• De Verbinding (Nederlands Gereformeerde Kerk) Alphen a/d Rijn
  • 24 maart 2019
  

Wie ben jij? Petrus

Bijbelgedeelten

Mattheüs 4:18-20
18 Toen Jezus langs het meer liep, zag Hij twee broers, Simon, die Petrus genoemd wordt, en zijn broer Andreas. Ze wierpen hun net uit in het meer, het waren vissers. 19 Hij zei tegen hen: ‘Kom, volg Mij, Ik zal van jullie vissers van mensen maken'. 20 Ze lieten meteen hun netten achter en volgden Hem.

Marcus 8:27-33
27 Jezus vertrok met Zijn leerlingen naar de dorpen in de buurt van Caesarea Filippi. Onderweg vroeg Hij aan Zijn leerlingen: ‘Wie zeggen de mensen dat Ik ben?’ 28 Ze antwoordden: ‘Johannes de Doper, en anderen zeggen Elia, en weer anderen zeggen dat U een van de profeten bent'. 29 Toen vroeg Hij hun: ‘En wie ben Ik volgens jullie?’ Petrus antwoordde: ‘U bent de Messias'. 30 Hij verbood hun op strenge toon om met iemand hierover te spreken.
31 Hij begon hun te leren dat de Mensenzoon veel zou moeten lijden en door de oudsten van het volk, de hogepriesters en de schriftgeleerden verworpen zou worden, en dat Hij gedood zou worden, maar drie dagen later zou opstaan; 32 Hij sprak hierover in alle openheid.

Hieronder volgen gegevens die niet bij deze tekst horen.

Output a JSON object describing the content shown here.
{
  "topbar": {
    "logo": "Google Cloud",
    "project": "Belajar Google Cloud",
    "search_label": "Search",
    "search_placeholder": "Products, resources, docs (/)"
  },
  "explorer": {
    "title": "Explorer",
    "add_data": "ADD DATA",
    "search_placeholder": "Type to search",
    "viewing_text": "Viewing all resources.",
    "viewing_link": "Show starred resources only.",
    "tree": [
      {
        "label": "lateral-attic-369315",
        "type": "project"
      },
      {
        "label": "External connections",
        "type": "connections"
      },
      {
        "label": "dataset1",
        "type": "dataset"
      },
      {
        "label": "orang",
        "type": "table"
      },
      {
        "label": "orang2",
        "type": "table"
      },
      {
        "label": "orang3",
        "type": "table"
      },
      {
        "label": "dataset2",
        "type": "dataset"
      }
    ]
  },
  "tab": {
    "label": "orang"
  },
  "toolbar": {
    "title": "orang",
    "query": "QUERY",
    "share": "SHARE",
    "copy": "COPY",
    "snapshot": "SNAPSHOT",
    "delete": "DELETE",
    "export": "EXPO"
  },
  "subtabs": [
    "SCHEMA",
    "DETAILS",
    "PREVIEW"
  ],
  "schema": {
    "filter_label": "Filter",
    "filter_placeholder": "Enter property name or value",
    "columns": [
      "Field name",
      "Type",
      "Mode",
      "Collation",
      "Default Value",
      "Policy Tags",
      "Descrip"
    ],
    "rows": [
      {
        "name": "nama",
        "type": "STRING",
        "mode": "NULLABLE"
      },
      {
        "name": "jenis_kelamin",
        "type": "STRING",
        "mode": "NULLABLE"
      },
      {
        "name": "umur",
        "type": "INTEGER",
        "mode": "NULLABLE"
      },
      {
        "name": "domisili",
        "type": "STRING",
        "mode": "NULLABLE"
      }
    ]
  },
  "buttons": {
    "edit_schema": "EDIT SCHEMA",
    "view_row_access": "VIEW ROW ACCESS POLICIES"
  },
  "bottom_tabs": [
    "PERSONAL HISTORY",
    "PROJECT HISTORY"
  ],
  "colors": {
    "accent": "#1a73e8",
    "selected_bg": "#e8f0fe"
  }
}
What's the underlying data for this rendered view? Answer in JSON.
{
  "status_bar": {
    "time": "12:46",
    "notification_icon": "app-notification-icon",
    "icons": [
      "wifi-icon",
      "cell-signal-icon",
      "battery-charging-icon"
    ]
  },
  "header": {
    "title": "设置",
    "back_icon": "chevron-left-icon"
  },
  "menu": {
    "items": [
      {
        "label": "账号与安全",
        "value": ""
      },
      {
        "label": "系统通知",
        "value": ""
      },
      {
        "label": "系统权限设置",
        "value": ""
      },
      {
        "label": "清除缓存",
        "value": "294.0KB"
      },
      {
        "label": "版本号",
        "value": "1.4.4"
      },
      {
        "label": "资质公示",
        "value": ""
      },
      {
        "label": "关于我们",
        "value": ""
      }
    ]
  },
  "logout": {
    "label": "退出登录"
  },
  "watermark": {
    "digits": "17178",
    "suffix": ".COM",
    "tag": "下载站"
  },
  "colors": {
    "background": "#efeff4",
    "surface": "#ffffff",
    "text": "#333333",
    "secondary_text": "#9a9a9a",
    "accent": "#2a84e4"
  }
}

Toen nam Petrus Hem apart en begon Hem fel terecht te wijzen. 33 Maar Hij draaide zich om, keek Zijn leerlingen aan en wees Petrus streng terecht met de woorden: ‘Ga terug, achter Mij, satan! Je denkt niet aan wat God wil, maar alleen aan wat de mensen willen'.

Lucas 22:54-62

54 Ze grepen Jezus vast en voerden Hem weg, en brachten Hem naar het huis van de hogepriester. Petrus volgde hen op een afstand. 55 Ze staken een vuur aan midden op de binnenplaats en gingen eromheen zitten; Petrus voegde zich bij hen. 56 Een dienstmeisje zag hem bij het vuur zitten, keek hem strak aan en zei: ‘Die man hoorde er ook bij!’ 57 Maar hij ontkende het: ‘Ik ken Hem niet eens!’ 58 Even later merkte een ander hem op en zei: ‘Jij bent ook een van hen!’ Maar Petrus zei: ‘Welnee man, helemaal niet'. 59 En ongeveer een uur later zei nog iemand met grote stelligheid: ‘Ja zeker, die man was ook in zijn gezelschap, hij komt immers ook uit Galilea'. 60 Maar Petrus zei: ‘Ik weet niet waar je het over hebt'. En op datzelfde moment, terwijl hij nog sprak, kraaide er een haan. 61 De Heer draaide Zich om en keek Petrus aan, en toen herinnerde Petrus zich de woorden van de Heer: ‘Nog voor er vannacht een haan heeft gekraaid zul je Mij driemaal verloochenen'. 62 Hij ging naar buiten en huilde bitter.

Johannes 21:15-17

15 Toen ze gegeten hadden, sprak Jezus Simon Petrus aan: ‘Simon, zoon van Johannes, heb je Mij lief, meer dan de anderen hier?’ Petrus antwoordde: ‘Ja, ?Heer, U weet dat ik van U houd'. Hij zei: ‘Weid mijn lammeren'. 16 Nog eens vroeg Hij: ‘Simon, zoon van Johannes, heb je Me lief?’ Hij antwoordde: ‘Ja, Heer, U weet dat ik van U houd'. Jezus zei: ‘Hoed mijn schapen', 17 en voor de derde maal vroeg Hij hem: ‘Simon, zoon van Johannes, houd je van Me?’ Petrus werd verdrietig omdat Hij voor de derde keer vroeg of hij van Hem hield. Hij zei: ‘Heer, U weet alles, U weet toch dat ik van U houd.’ Jezus zei: ‘Weid mijn schapen'.